Semarang (Antaranews Jateng) - Kementerian Komunikasi dan Informatika Republik Indonesia harus tegas terhadap provider terkait dengan satu juta nomor induk kependudukan (NIK) untuk jutaan nomor prabayar, kata pakar keamanan siber Pratama Persadha.
Ketika menjawab pertanyaan Antara di Semarang, Selasa, Pratama menegaskan bahwa provider (perusahaan penyedia berbagai layanan yang menyangkut internet) harus bertanggung jawab terhadap penyalahgunaan penggunaan NIK itu.
Belakangan ini, kata Pratama, masyarakat di Tanah Air dihebohkan kembali adanya penyalahgunaan NIK untuk registrasi kartu prabayar. Tak tanggung-tanggung, bahkan ada satu NIK untuk mendaftar 2,2 juta data nomor kartu prabayar.
Pratama yang pernah sebagai Pelaksana Tugas (Plt.) Direktur Pengamanan Sinyal Lembaga Sandi Negara (Lemsaneg) menegaskan bahwa provider adalah pintu pertama saat masyarakat mendaftarkan NIK dan KK-nya.
Sebelumnya, Dirjen Kependudukan dan Pencatatan Sipil Kementerian Dalam Negeri (Dukcapil) Zudan Arif Fakrulloh mengungkap banyak NIK dari berbagai provider untuk mendaftar ribuan, bahkan ratusan nomor prabayar.
Menurut Pratama, Dukcapil hanya menerima dan melihat data dari provider. Dalam hal ini, seharusnya di pintu pertama provider sudah membatasi hanya tiga nomor.
"Bila satu NIK dan KK sampai jutaan nomor yang didaftarkan, tidak mungkin mereka tidak tahu," kata Ketua Lembaga Riset Keamanan Siber dan Komunikasi atau Communication and Information System Security Research Center (CISSReC) ini.
Semua Provider Melanggar
Oleh karena itu, pihaknya meminta Kemkominfo tegas terhadap para provider. Apalagi, dari data yang dibuka oleh Dukcapil semua provider melakukan pelanggaran tersebut.
"Seharusnya sudah ada perbaikan saat ada masyarakat yang melaporkan bahwa NIK dan KK-nya dipakai lebih dari 50 nomor prabayar," katanya.

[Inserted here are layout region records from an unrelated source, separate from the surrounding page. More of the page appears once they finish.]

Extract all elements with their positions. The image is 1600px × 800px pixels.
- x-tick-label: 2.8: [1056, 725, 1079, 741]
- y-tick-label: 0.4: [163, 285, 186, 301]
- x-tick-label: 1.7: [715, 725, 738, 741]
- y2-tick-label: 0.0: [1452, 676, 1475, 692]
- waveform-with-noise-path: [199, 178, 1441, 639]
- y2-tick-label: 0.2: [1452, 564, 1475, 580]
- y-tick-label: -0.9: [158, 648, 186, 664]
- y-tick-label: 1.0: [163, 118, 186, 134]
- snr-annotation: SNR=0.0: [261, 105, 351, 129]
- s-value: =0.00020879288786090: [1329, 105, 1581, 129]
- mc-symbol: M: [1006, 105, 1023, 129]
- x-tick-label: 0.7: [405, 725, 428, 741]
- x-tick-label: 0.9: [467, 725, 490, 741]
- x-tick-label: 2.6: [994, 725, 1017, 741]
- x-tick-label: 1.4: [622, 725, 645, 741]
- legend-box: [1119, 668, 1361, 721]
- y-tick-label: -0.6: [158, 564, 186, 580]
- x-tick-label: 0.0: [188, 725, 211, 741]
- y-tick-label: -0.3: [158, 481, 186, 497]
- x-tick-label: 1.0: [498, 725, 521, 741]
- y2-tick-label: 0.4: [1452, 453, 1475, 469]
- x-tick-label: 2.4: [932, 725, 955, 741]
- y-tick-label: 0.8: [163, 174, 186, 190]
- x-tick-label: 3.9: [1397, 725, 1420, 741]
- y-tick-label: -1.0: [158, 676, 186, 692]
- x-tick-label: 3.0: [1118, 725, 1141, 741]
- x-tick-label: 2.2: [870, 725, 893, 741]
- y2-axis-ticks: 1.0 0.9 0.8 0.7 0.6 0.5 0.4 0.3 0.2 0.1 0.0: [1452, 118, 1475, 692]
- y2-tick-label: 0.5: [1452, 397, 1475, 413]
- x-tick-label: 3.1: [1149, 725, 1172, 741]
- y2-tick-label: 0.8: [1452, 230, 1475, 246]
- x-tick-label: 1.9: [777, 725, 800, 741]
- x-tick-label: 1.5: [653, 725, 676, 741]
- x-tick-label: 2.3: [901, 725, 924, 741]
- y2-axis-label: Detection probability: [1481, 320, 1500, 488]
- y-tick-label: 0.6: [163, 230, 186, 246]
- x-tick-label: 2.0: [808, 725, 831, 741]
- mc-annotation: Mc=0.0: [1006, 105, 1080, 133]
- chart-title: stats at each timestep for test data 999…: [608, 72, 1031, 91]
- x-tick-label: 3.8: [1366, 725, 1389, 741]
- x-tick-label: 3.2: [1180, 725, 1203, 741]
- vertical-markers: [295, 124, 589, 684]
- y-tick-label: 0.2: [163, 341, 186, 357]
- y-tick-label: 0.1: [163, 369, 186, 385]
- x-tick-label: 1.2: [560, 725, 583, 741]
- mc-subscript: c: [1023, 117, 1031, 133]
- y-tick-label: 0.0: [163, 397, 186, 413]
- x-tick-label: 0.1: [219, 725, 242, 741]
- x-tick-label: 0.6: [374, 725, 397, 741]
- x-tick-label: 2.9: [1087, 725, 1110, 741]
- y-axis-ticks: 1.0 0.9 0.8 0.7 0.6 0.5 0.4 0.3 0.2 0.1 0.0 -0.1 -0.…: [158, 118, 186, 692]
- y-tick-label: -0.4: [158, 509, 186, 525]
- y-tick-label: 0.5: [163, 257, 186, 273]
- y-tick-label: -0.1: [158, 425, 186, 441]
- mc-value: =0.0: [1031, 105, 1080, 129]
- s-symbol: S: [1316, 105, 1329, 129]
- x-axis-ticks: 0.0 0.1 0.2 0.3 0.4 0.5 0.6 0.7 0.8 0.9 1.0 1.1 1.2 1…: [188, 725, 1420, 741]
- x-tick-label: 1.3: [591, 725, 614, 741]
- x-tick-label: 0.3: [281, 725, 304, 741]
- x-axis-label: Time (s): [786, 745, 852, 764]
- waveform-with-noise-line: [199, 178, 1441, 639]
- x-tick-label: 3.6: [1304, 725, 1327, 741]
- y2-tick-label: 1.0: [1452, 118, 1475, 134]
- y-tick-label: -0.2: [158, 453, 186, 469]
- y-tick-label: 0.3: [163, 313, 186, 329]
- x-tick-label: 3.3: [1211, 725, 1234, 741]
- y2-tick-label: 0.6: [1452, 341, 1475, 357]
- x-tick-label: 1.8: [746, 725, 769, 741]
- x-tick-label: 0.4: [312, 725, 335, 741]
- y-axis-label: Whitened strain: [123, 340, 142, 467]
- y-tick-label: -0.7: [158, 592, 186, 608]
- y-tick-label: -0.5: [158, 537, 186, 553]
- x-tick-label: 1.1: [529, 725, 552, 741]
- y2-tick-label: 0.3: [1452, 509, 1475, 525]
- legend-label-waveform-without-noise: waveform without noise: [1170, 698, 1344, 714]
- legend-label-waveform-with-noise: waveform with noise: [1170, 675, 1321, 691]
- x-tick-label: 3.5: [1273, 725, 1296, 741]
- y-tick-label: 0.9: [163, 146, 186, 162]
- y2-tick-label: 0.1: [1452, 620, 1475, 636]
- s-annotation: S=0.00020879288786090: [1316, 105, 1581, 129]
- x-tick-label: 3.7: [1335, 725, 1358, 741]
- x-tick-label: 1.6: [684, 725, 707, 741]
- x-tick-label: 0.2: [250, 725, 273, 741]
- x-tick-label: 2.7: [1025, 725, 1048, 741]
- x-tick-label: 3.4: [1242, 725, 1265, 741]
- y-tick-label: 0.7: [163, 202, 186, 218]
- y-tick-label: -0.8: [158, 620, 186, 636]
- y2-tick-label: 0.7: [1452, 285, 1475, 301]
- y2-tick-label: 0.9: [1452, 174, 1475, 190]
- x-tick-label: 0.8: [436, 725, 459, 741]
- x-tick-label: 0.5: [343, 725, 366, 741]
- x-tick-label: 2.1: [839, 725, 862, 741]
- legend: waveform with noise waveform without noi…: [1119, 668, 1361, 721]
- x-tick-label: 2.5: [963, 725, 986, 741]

Tidak menutup kemungkinan pendaftaran ratusan ribu nomor dengan satu NIK dan KK itu, kata Pratama, dilakukan dengan sengaja untuk bisa menjual nomor prabayar yang sudah telanjur turun kepada penjual ritel. Namun, ini tidak bisa menjadi pembenaran, bahkan ini juga melanggar UU ITE Pasal 30 dan Pasal 32.
Dalam sistem kependudukan di Dukcapil, lanjut dia, para provider diberikan akses terhadap NIK dan KK saja, tanpa mengetahui data lain berupa nama, alamat, dan lainnya.
Dengan aturan yang ada, seharusnya setiap NIK dan KK hanya bisa mendaftar maksimal tiga nomor untuk provider yang sama. Bila ingin lebih dari itu, langsung datang ke kantor cabang provider masing-masing.
"Ini baru satu masalah. Bisa jadi NIK dan KK orang yang sudah meninggal juga didaftarkan, bisa oleh siapa pun," katanya.
Kemkominfo dan Polri, kata Pratama, bisa memeriksa lebih lanjut siapa yang sebenarnya bertanggung jawab terhadap penyalahgunaan tersebut agar tidak terjadi lagi ke depannya.
Bila program registrasi kartu prabayar terus bermasalah, menurut dia, akan punya dua akibat berbahaya, yakni pertama, keamanan nasional terus terancam karena pihak tidak bertanggung jawab terus bisa memanfaatkan kartu prabayar untuk kejahatan, seperti penipuan dan pemerasan.
Kedua, lanjut Pratama, masyarakat akan menganggap program ini tidak serius, bahkan terkesan tipu-tipu.
"Jangan sampai muncul pendapat di tengah masyarakat program registrasi nomor prabayar ini sebagai program gagal dan tidak ada manfaatnya. Ujung-ujungnya akan menjadi bahan para penyebar hoaks," kata Pratama.
Masyarakat juga harus mendapatkan penjelasan bahwa kasus ini bukan data NIK dan KK yang bocor, melainkan penyalahgunaan wewenang. Akibatnya, satu NIK dan KK digunakan untuk registrasi jutaan nomor prabayar.